Il primo vicepresidente della Camera, l’oppositore Freddy Guevara, l’ha definita «un punto di riferimento» per quello che, a suo giudizio, dovrebbero fare i funzionari dello Stato che hanno appoggiato il chavismo e che ora «sono obbligati a fare un passo avanti». «Questo le è costato la persecuzione? Sì, ma le ha donato una vittoria molto più grande, la coscienza, il sostegno di un popolo e il rispetto della comunità internazionale», ha aggiunto parlando a Efe. La procuratrice infatti non solo ha mostrato il suo rifiuto alla Costituente ma ha anche criticato l’azione degli agenti della sicurezza dello Stato affermando che almeno 23 delle morti per le proteste sono da attribuire ai corpi di polizia e ai soldati che hanno sedato le manifestazioni.

Anche il difensore del popolo del Venzuela, Tarek William Saab, ha esortato i militari a «non praticare abusi» e a garantire il rispetto dei diritti umani durante e dopo gli arresti nelle proteste, dopo le denunce dei mesi scorsi. «È assolutamente vietato nella nostra legislazione qualsiasi atto di tortura, disumano, crudele o degradante dei diritti umani», ha scritto su Twitter. Nel dettaglio, è proibito «trascinare e colpire a calci i detenuti nel momento e dopo l’arresto». Saab si è detto preoccupato per i recenti avvenimenti in cui sono state violate le norme. Il riferimento è ai fatti di giovedì scorso quando decine di giovani sono stati arrestati dalla polizia nazionale bolivariana (Pnb) a Caracas, al termine di una protesta indetta dall’opposizione. Una ventina di persone è stata caricata su un camion dentro cui sarebbero stati fatti esplodere lacrimogeni, secondo quanto denunciato dall’opposizione.

«Hanno preso 20, 30 persone – racconta un testimone - Le hanno portate su un camion senza targa. Dove hanno portato questi studenti, dove si trovano? Sono scomparsi e hanno rubato tutte le loro cose, le carte di credito. Una persona stava soffocando per i gas lacrimogeni».
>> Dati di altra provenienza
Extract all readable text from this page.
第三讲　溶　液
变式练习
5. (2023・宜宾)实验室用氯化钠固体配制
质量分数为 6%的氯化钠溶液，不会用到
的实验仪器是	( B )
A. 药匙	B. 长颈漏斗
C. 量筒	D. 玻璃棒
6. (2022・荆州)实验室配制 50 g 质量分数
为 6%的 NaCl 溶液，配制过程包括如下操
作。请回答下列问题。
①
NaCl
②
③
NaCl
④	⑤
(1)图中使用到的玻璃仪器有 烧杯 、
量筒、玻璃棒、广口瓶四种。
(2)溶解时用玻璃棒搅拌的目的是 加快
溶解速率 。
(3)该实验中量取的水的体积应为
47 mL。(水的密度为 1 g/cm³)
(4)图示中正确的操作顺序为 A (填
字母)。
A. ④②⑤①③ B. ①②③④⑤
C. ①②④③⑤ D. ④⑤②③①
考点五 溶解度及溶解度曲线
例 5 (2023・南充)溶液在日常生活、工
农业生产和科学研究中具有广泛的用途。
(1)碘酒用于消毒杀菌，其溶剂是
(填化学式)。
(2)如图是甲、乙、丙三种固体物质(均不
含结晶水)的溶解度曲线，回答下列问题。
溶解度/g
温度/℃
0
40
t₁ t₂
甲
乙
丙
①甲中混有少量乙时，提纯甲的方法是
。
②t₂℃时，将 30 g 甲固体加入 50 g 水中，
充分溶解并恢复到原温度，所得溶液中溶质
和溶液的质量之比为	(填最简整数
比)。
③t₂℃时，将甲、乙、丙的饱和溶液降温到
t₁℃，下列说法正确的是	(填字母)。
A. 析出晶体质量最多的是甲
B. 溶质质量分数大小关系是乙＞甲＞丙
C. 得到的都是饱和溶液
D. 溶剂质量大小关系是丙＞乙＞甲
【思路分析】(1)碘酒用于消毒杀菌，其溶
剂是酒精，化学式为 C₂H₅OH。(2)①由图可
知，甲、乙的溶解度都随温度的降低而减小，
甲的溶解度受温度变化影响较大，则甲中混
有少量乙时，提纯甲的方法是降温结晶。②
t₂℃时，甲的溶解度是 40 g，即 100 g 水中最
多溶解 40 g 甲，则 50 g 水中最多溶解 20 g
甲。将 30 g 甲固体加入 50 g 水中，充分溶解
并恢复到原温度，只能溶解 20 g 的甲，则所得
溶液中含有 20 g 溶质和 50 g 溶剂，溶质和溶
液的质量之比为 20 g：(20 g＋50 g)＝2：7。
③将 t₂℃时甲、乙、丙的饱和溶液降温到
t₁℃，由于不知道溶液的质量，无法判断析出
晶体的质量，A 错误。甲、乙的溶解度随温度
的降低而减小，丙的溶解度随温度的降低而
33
Dal canto suo, il presidente venezuelano Nicolas Maduro ha decorato l’ex comandante generale della Guardia nazionale bolivariana (Gnb, la polizia militarizzata), Antonio Benavides Torres, imputato dalla Procura per la presunta violazione dei diritti umani durante le proteste. L’accusa è di «gravi e sistematiche violazione commesse durante la repressione delle manifestazioni». 

Nel frattempo, resta ancora tutta da chiarire la vicenda delle presunte bombe lanciate da un elicottero della polizia sulla corte costituzionale. Il pilota che si è auto accusato del gesto è introvabile.